The formula reveals an intuitive relationship: stiffer systems (larger k) vibrate faster, while heavier systems (larger m) vibrate slower. Doubling the stiffness increases the frequency by a factor of √2 (about 41%), while doubling the mass decreases it by the same factor.
For more complex structures like beams, plates, and shafts, the natural frequency depends on geometry, material properties, and boundary conditions. A simply supported beam of length L, for example, has natural frequencies fn = (n²π/2L²)√(EI/(ρA)), where n is the mode number, E is Young's modulus, I is the moment of inertia, ρ is density, and A is the cross-sectional area.

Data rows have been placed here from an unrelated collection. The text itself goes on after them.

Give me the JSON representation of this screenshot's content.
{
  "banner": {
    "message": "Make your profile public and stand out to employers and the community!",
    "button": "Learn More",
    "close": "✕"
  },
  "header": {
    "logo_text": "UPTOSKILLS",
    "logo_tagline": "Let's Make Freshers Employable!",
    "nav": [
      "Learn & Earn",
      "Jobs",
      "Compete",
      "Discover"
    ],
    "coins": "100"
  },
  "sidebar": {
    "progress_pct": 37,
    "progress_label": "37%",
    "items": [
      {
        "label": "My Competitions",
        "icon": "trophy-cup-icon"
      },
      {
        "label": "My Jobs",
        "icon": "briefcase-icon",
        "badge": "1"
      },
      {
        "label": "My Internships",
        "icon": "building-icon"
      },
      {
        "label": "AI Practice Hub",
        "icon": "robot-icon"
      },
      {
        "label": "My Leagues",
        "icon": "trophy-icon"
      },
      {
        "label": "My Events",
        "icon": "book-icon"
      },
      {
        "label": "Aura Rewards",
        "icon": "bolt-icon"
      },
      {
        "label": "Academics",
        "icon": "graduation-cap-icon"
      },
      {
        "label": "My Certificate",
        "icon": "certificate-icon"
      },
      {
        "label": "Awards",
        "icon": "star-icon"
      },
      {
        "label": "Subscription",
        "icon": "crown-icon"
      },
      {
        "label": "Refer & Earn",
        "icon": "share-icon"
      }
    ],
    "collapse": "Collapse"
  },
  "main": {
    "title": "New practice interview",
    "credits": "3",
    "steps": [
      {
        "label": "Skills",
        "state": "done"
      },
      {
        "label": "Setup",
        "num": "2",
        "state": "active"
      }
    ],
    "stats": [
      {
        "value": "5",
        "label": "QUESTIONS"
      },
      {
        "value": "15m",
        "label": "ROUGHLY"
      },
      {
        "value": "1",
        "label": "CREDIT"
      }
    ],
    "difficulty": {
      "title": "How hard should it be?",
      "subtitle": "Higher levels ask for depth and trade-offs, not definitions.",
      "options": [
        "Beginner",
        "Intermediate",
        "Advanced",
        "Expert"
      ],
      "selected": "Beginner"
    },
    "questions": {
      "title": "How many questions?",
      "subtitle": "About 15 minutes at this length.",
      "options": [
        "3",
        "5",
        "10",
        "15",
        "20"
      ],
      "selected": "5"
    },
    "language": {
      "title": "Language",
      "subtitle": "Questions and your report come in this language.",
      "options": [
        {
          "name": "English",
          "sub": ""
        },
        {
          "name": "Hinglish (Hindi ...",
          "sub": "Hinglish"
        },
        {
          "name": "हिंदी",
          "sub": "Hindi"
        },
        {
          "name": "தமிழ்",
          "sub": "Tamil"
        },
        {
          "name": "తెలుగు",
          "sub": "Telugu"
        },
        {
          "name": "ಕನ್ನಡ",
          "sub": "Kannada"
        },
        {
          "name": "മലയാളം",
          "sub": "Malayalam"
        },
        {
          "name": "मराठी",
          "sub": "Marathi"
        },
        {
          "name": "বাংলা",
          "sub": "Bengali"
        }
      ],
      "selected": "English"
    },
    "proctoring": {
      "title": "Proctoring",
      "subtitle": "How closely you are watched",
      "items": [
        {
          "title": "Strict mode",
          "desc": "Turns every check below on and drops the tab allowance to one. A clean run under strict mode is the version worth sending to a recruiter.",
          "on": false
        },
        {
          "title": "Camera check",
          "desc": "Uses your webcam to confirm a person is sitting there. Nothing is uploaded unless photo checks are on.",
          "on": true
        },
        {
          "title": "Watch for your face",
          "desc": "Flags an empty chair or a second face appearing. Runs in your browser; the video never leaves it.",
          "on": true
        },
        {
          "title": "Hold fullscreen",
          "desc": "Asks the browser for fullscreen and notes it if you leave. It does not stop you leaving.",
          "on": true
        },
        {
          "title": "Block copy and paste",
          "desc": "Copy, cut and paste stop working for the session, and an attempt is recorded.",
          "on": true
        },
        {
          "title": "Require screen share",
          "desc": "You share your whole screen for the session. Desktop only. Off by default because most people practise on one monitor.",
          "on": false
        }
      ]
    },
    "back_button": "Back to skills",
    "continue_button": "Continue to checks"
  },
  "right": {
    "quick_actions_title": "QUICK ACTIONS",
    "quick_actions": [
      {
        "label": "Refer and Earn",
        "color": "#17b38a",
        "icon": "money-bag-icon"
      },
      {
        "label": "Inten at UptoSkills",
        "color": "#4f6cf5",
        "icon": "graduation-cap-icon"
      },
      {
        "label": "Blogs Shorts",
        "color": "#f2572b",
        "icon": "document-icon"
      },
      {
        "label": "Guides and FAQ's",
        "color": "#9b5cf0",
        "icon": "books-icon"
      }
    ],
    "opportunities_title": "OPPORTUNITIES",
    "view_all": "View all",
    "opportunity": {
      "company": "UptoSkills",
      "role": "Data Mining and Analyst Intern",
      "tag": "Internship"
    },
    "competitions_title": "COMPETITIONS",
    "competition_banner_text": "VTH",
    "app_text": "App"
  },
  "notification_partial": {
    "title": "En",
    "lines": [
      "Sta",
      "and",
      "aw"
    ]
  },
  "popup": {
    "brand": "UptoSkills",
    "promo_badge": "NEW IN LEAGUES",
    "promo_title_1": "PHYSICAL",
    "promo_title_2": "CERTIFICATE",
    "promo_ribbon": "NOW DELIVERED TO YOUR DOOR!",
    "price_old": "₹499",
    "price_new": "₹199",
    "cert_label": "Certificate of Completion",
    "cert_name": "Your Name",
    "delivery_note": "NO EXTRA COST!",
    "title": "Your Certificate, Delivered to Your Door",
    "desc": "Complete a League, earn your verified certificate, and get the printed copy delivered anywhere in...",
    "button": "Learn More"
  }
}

One of the most famous examples of resonance failure is the Tacoma Narrows Bridge collapse in 1940 in the United States. Wind-induced vibrations matched the bridge's natural frequency, causing oscillations that grew until the structure failed. Modern engineering practice requires careful analysis of natural frequencies to avoid such catastrophic resonance.
Variables
| Symbol | Meaning |
|---|---|
| fn | Natural frequency (Hz, cycles per second) |
| ωn | Angular natural frequency (rad/s) |
| k | Spring constant or stiffness (N/m or lb/in) |
| m | Mass of the vibrating object (kg or slugs) |
| π | Pi, approximately 3.14159 |
Example 1
A 5 kg mass is attached to a spring with stiffness k = 2000 N/m. Find the natural frequency.
ωn = √(k/m) = √(2000/5) = √400 = 20 rad/s
fn = ωn / (2π) = 20 / (2 × 3.14159) = 20 / 6.2832
fn ≈ 3.18 Hz (the system oscillates about 3.18 times per second)
Example 2
A car suspension has a natural frequency of 1.5 Hz. If the sprung mass is 400 kg, what is the spring rate?
From fn = (1/2π)√(k/m), solve for k: k = m(2πfn)²
k = 400 × (2 × 3.14159 × 1.5)²
k = 400 × (9.4248)² = 400 × 88.83
k ≈ 35,530 N/m (about 203 lb/in). This is a typical value for passenger car springs.
When to Use It
Natural frequency analysis is essential in many branches of engineering and physics.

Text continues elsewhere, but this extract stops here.